Fed’s Mester: Rising Covid-19 Case Numbers Increase Downside Risks
5 August 2020
By David Barwick – FRANKFURT (EconoStream) – The resurgence of Covid-19 in the U.S. increases the downside risks to the economy, Loretta Mester, President and Chief Executive Officer of the Federal Reserve Bank of Cleveland, said Wednesday.
Speaking via video at the 2020 Liberal Arts Macroeconomics Conference of Pomona College, Mester, according to a text provided by the Cleveland Fed, said that the economic reopening phase could be more protracted than expected.
Predicting that by end-2020 GDP would be some 6% below the level of end-2019, unemployment about 9% and inflation ‘well below our 2% goal’, Mester noted that her forecasts were subject to ‘extremely high’ uncertainty.
‘The increase in virus cases that we’ve seen in recent weeks has raised the downside risks to the outlook and is a stark reminder that there are several different scenarios that could play out,’ she said. The ‘one thing you can be certain of’ is that the Fed ‘is committed to using all of its policy tools’, she said.
With the Fed’s policy rate having reached its effective lower bound, additional accommodation can be achieved via tools such as ‘forward guidance about the future path of policy and purchases of longer-term Treasuries and agency mortgage-backed securities’, she said. Maintaining a sufficient degree of accommodation will be the Fed’s focus during the recovery phase, she said.
Only when the virus is back under control and households and companies feel safe will the economic recovery phase begin, she said. ‘I anticipate that the recovery will take some time because significant sectoral reallocations are going to need to occur’, she said, citing changes in consumer behavior, working conditions and supply chains.
With many companies bankrupt and many workers still unemployed, ‘[i]t will take continued fiscal and monetary policy support to limit lasting damage to the economy and achieve a sustainable recovery’, she said.
Mester struck a very guarded tone with respect to incoming data.

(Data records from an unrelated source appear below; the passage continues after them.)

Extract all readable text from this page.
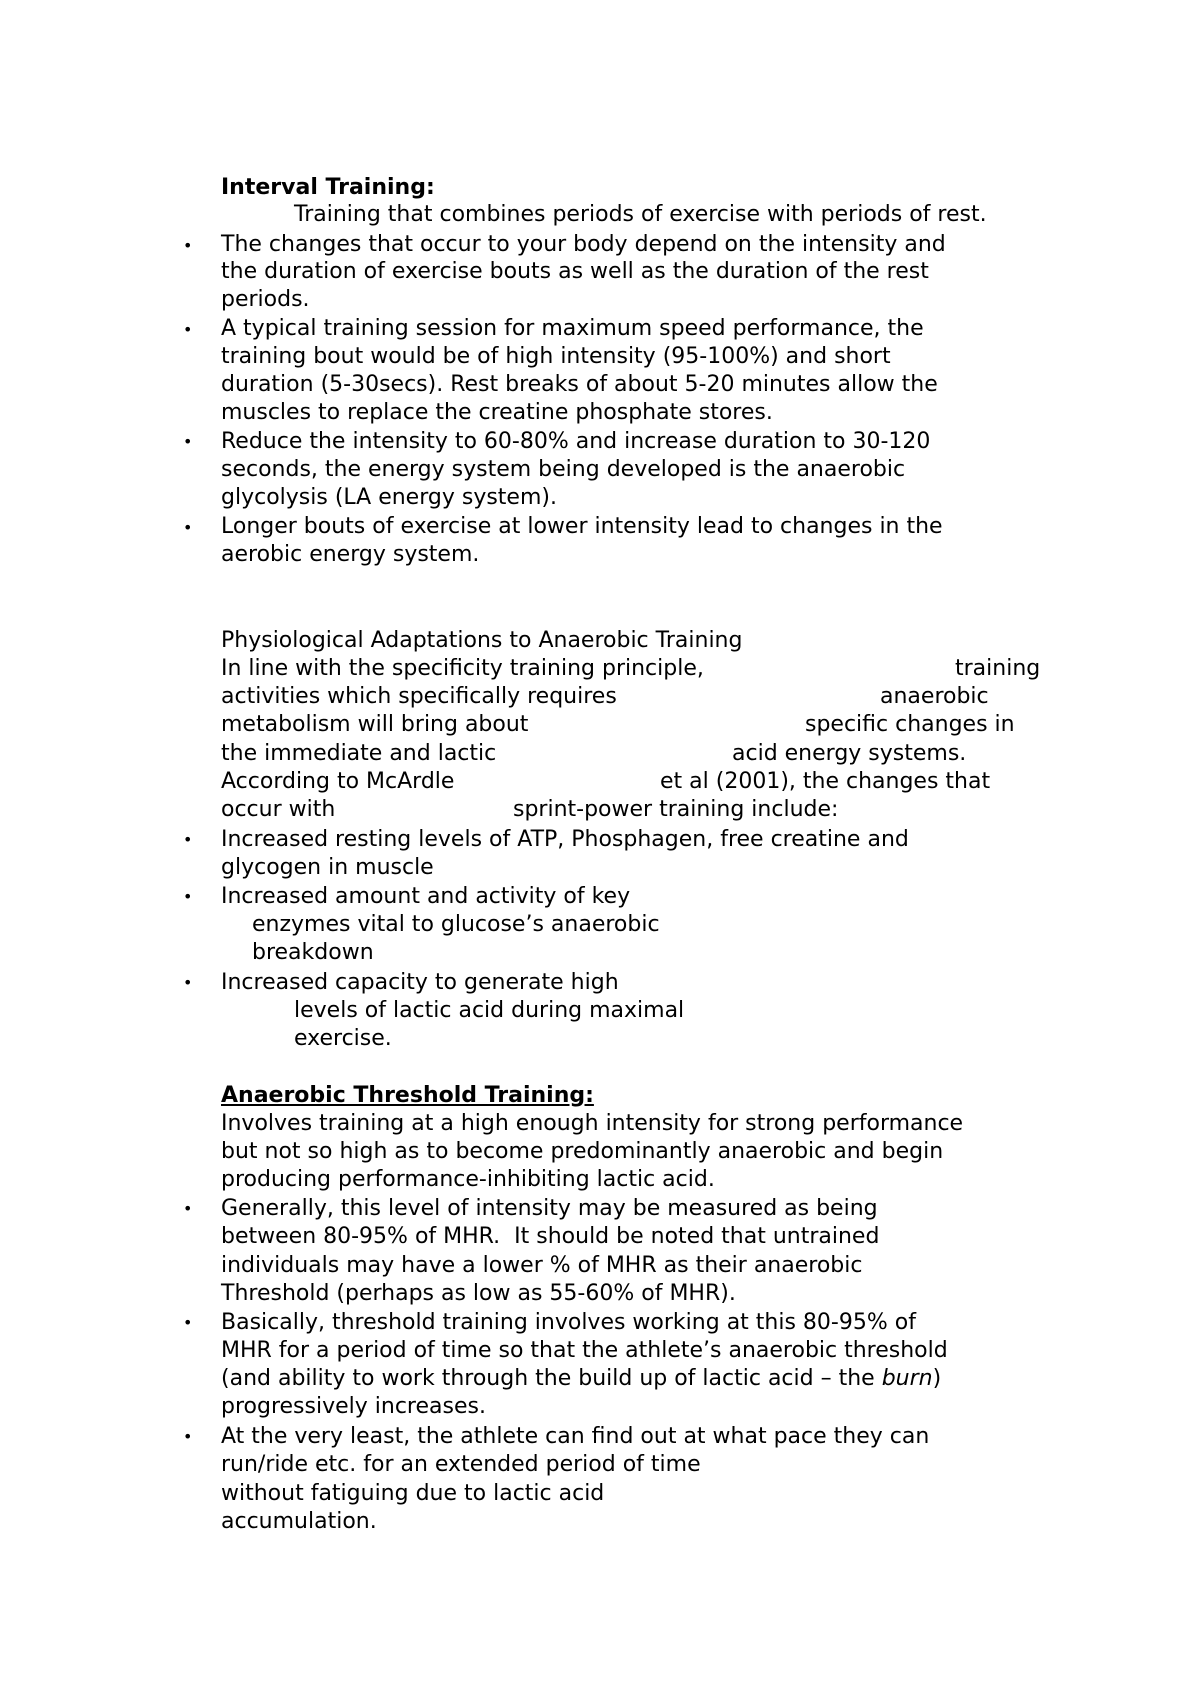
Interval Training:
Training that combines periods of exercise with periods of rest.
• The changes that occur to your body depend on the intensity and
the duration of exercise bouts as well as the duration of the rest
periods.
• A typical training session for maximum speed performance, the
training bout would be of high intensity (95-100%) and short
duration (5-30secs). Rest breaks of about 5-20 minutes allow the
muscles to replace the creatine phosphate stores.
• Reduce the intensity to 60-80% and increase duration to 30-120
seconds, the energy system being developed is the anaerobic
glycolysis (LA energy system).
• Longer bouts of exercise at lower intensity lead to changes in the
aerobic energy system.
Physiological Adaptations to Anaerobic Training
In line with the specificity training principle,	training
activities which specifically requires	anaerobic
metabolism will bring about	specific changes in
the immediate and lactic	acid energy systems.
According to McArdle	et al (2001), the changes that
occur with	sprint-power training include:
• Increased resting levels of ATP, Phosphagen, free creatine and
glycogen in muscle
• Increased amount and activity of key
enzymes vital to glucose’s anaerobic
breakdown
• Increased capacity to generate high
levels of lactic acid during maximal
exercise.
Anaerobic Threshold Training:
Involves training at a high enough intensity for strong performance
but not so high as to become predominantly anaerobic and begin
producing performance-inhibiting lactic acid.
• Generally, this level of intensity may be measured as being
between 80-95% of MHR.  It should be noted that untrained
individuals may have a lower % of MHR as their anaerobic
Threshold (perhaps as low as 55-60% of MHR).
• Basically, threshold training involves working at this 80-95% of
MHR for a period of time so that the athlete’s anaerobic threshold
(and ability to work through the build up of lactic acid – the burn)
progressively increases.
• At the very least, the athlete can find out at what pace they can
run/ride etc. for an extended period of time
without fatiguing due to lactic acid
accumulation.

Like the Cleveland Fed’s ‘discussions with regional contacts’, the message of a host of higher-frequency indicators is that ‘activity has begun to decelerate with the rise in virus cases’ and the consequent pause in some areas’ economic reopening, she said.
‘These recent developments add uncertainty to what was already an uncertain outlook’, she said.

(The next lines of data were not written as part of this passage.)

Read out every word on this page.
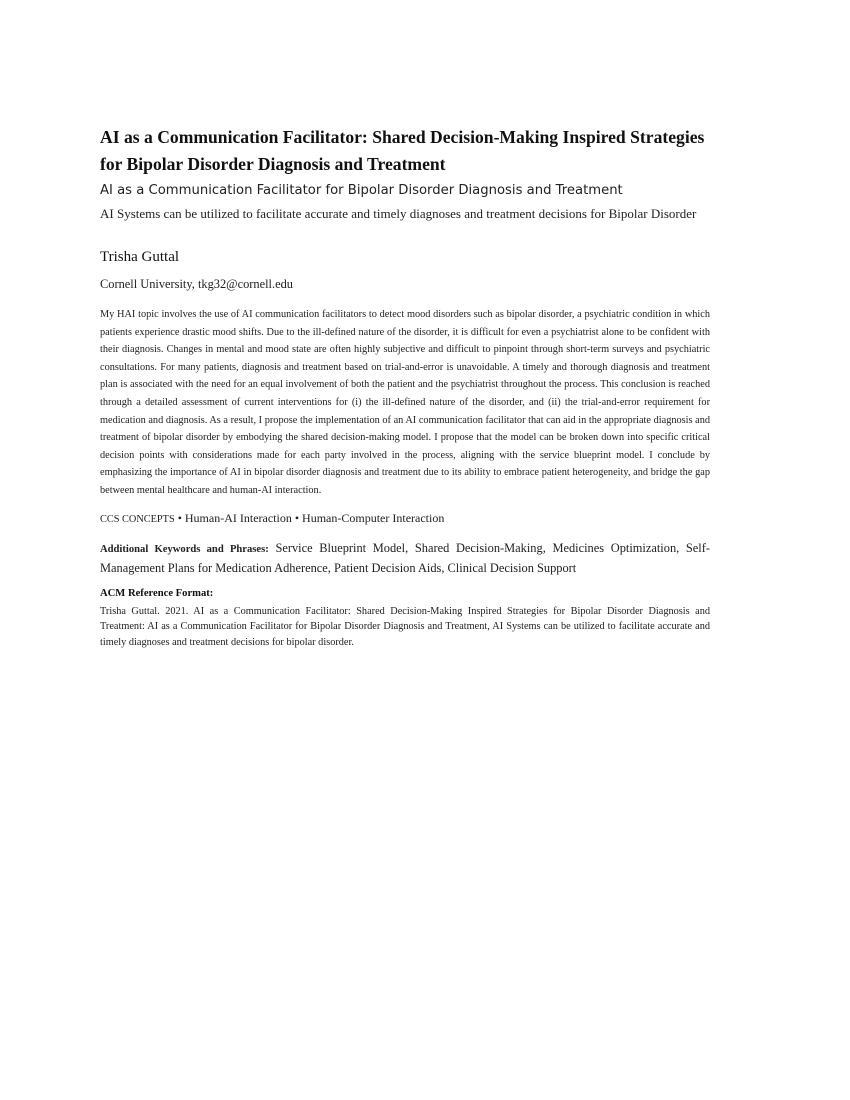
AI as a Communication Facilitator: Shared Decision-Making Inspired Strategies for Bipolar Disorder Diagnosis and Treatment

AI as a Communication Facilitator for Bipolar Disorder Diagnosis and Treatment

AI Systems can be utilized to facilitate accurate and timely diagnoses and treatment decisions for Bipolar Disorder

Trisha Guttal

Cornell University, tkg32@cornell.edu

My HAI topic involves the use of AI communication facilitators to detect mood disorders such as bipolar disorder, a psychiatric condition in which patients experience drastic mood shifts. Due to the ill-defined nature of the disorder, it is difficult for even a psychiatrist alone to be confident with their diagnosis. Changes in mental and mood state are often highly subjective and difficult to pinpoint through short-term surveys and psychiatric consultations. For many patients, diagnosis and treatment based on trial-and-error is unavoidable. A timely and thorough diagnosis and treatment plan is associated with the need for an equal involvement of both the patient and the psychiatrist throughout the process. This conclusion is reached through a detailed assessment of current interventions for (i) the ill-defined nature of the disorder, and (ii) the trial-and-error requirement for medication and diagnosis. As a result, I propose the implementation of an AI communication facilitator that can aid in the appropriate diagnosis and treatment of bipolar disorder by embodying the shared decision-making model. I propose that the model can be broken down into specific critical decision points with considerations made for each party involved in the process, aligning with the service blueprint model. I conclude by emphasizing the importance of AI in bipolar disorder diagnosis and treatment due to its ability to embrace patient heterogeneity, and bridge the gap between mental healthcare and human-AI interaction.

CCS CONCEPTS • Human-AI Interaction • Human-Computer Interaction

Additional Keywords and Phrases: Service Blueprint Model, Shared Decision-Making, Medicines Optimization, Self-Management Plans for Medication Adherence, Patient Decision Aids, Clinical Decision Support

ACM Reference Format:

Trisha Guttal. 2021. AI as a Communication Facilitator: Shared Decision-Making Inspired Strategies for Bipolar Disorder Diagnosis and Treatment: AI as a Communication Facilitator for Bipolar Disorder Diagnosis and Treatment, AI Systems can be utilized to facilitate accurate and timely diagnoses and treatment decisions for bipolar disorder.
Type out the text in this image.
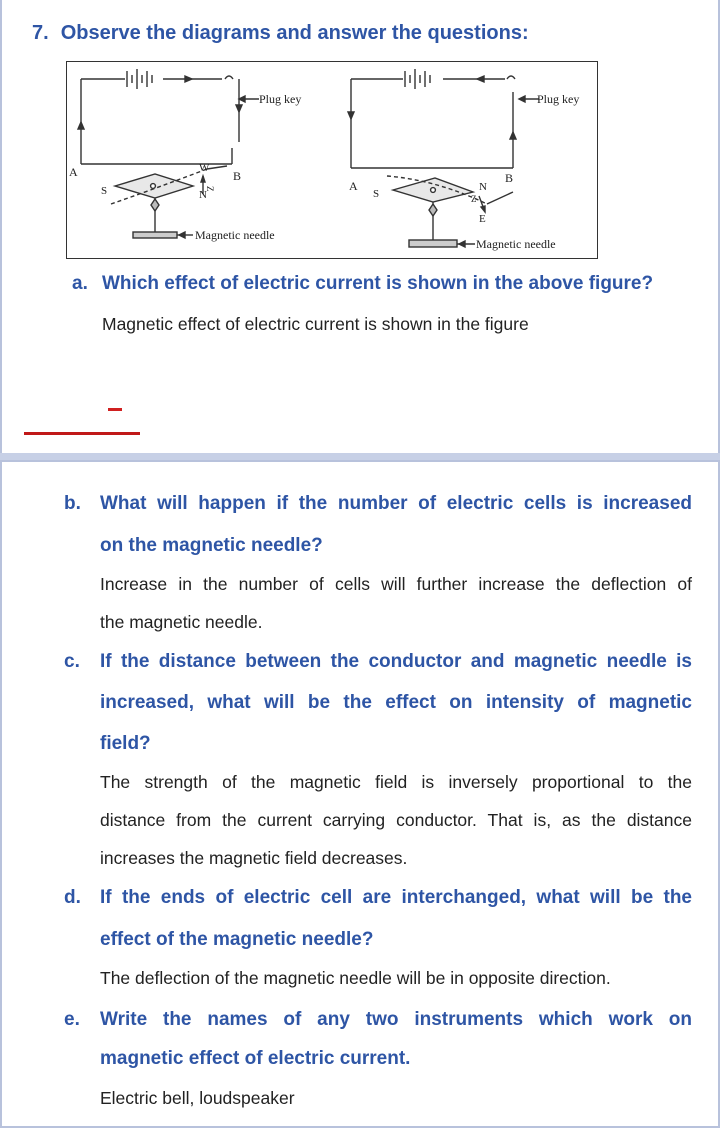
7. Observe the diagrams and answer the questions:
A	B
S	N
W
Z
Plug key
Magnetic needle
A
B
S
N
Z
E
Plug key
Magnetic needle
a. Which effect of electric current is shown in the above figure?
Magnetic effect of electric current is shown in the figure
b. What will happen if the number of electric cells is increased
on the magnetic needle?
Increase in the number of cells will further increase the deflection of
the magnetic needle.
c. If the distance between the conductor and magnetic needle is
increased, what will be the effect on intensity of magnetic
field?
The strength of the magnetic field is inversely proportional to the
distance from the current carrying conductor. That is, as the distance
increases the magnetic field decreases.
d. If the ends of electric cell are interchanged, what will be the
effect of the magnetic needle?
The deflection of the magnetic needle will be in opposite direction.
e. Write the names of any two instruments which work on
magnetic effect of electric current.
Electric bell, loudspeaker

‘Whether the rise in cases and the deceleration in activity prove to be temporary or more persistent remains to be seen’, she said. ‘At the very least, they suggest that the economy will be in the reopening phase for a while longer’ and that this phase ‘may be more protracted than many had anticipated when it started.’
The upward price pressure stemming from supply disruptions caused by the pandemic ‘has been more than offset by the downward pressure driven by the pullback in demand’, according to Mester. ‘And I expect inflation to remain low for some time to come.’

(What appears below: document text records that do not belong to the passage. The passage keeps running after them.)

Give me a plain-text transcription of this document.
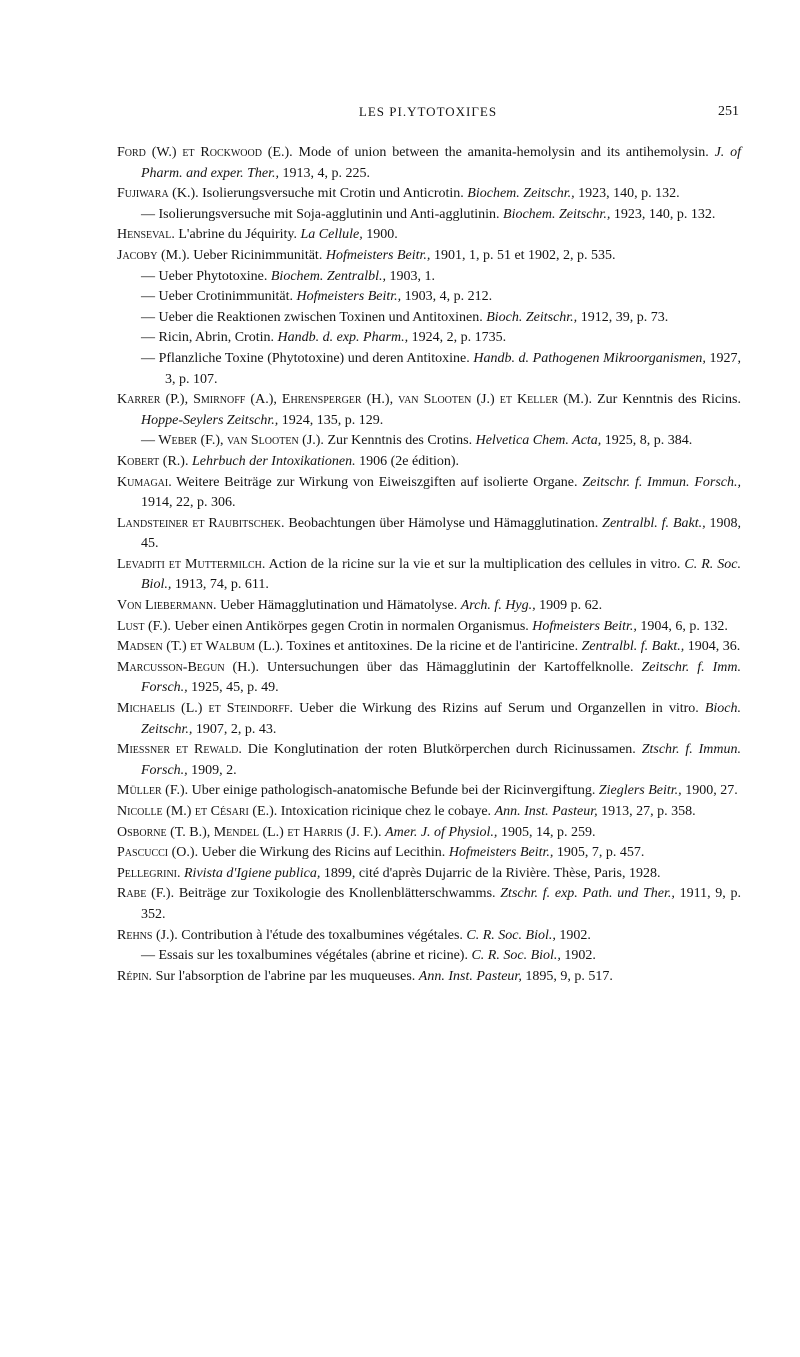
LES PI.YTOTOXIΓES	251
Ford (W.) et Rockwood (E.). Mode of union between the amanita-hemolysin and its antihemolysin. J. of Pharm. and exper. Ther., 1913, 4, p. 225.
Fujiwara (K.). Isolierungsversuche mit Crotin und Anticrotin. Biochem. Zeitschr., 1923, 140, p. 132.
— Isolierungsversuche mit Soja-agglutinin und Anti-agglutinin. Biochem. Zeitschr., 1923, 140, p. 132.
Henseval. L'abrine du Jéquirity. La Cellule, 1900.
Jacoby (M.). Ueber Ricinimmunität. Hofmeisters Beitr., 1901, 1, p. 51 et 1902, 2, p. 535.
— Ueber Phytotoxine. Biochem. Zentralbl., 1903, 1.
— Ueber Crotinimmunität. Hofmeisters Beitr., 1903, 4, p. 212.
— Ueber die Reaktionen zwischen Toxinen und Antitoxinen. Bioch. Zeitschr., 1912, 39, p. 73.
— Ricin, Abrin, Crotin. Handb. d. exp. Pharm., 1924, 2, p. 1735.
— Pflanzliche Toxine (Phytotoxine) und deren Antitoxine. Handb. d. Pathogenen Mikroorganismen, 1927, 3, p. 107.
Karrer (P.), Smirnoff (A.), Ehrensperger (H.), van Slooten (J.) et Keller (M.). Zur Kenntnis des Ricins. Hoppe-Seylers Zeitschr., 1924, 135, p. 129.
— Weber (F.), van Slooten (J.). Zur Kenntnis des Crotins. Helvetica Chem. Acta, 1925, 8, p. 384.
Kobert (R.). Lehrbuch der Intoxikationen. 1906 (2e édition).
Kumagai. Weitere Beiträge zur Wirkung von Eiweiszgiften auf isolierte Organe. Zeitschr. f. Immun. Forsch., 1914, 22, p. 306.
Landsteiner et Raubitschek. Beobachtungen über Hämolyse und Hämagglutination. Zentralbl. f. Bakt., 1908, 45.
Levaditi et Muttermilch. Action de la ricine sur la vie et sur la multiplication des cellules in vitro. C. R. Soc. Biol., 1913, 74, p. 611.
Von Liebermann. Ueber Hämagglutination und Hämatolyse. Arch. f. Hyg., 1909 p. 62.
Lust (F.). Ueber einen Antikörpes gegen Crotin in normalen Organismus. Hofmeisters Beitr., 1904, 6, p. 132.
Madsen (T.) et Walbum (L.). Toxines et antitoxines. De la ricine et de l'antiricine. Zentralbl. f. Bakt., 1904, 36.
Marcusson-Begun (H.). Untersuchungen über das Hämagglutinin der Kartoffelknolle. Zeitschr. f. Imm. Forsch., 1925, 45, p. 49.
Michaelis (L.) et Steindorff. Ueber die Wirkung des Rizins auf Serum und Organzellen in vitro. Bioch. Zeitschr., 1907, 2, p. 43.
Miessner et Rewald. Die Konglutination der roten Blutkörperchen durch Ricinussamen. Ztschr. f. Immun. Forsch., 1909, 2.
Müller (F.). Uber einige pathologisch-anatomische Befunde bei der Ricinvergiftung. Zieglers Beitr., 1900, 27.
Nicolle (M.) et Césari (E.). Intoxication ricinique chez le cobaye. Ann. Inst. Pasteur, 1913, 27, p. 358.
Osborne (T. B.), Mendel (L.) et Harris (J. F.). Amer. J. of Physiol., 1905, 14, p. 259.
Pascucci (O.). Ueber die Wirkung des Ricins auf Lecithin. Hofmeisters Beitr., 1905, 7, p. 457.
Pellegrini. Rivista d'Igiene publica, 1899, cité d'après Dujarric de la Rivière. Thèse, Paris, 1928.
Rabe (F.). Beiträge zur Toxikologie des Knollenblätterschwamms. Ztschr. f. exp. Path. und Ther., 1911, 9, p. 352.
Rehns (J.). Contribution à l'étude des toxalbumines végétales. C. R. Soc. Biol., 1902.
— Essais sur les toxalbumines végétales (abrine et ricine). C. R. Soc. Biol., 1902.
Répin. Sur l'absorption de l'abrine par les muqueuses. Ann. Inst. Pasteur, 1895, 9, p. 517.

Jobs added in May and June amounted to only about a third of the 22 million jobs lost the previous two months, she observed, leaving payroll jobs at the level of 2014. But the reality is even worse, she said, as many people dropped out of the labor force or had their work hours reduced.
The Cleveland Fed’s survey data shows companies reinstituting workers more slowly than they had planned, she said.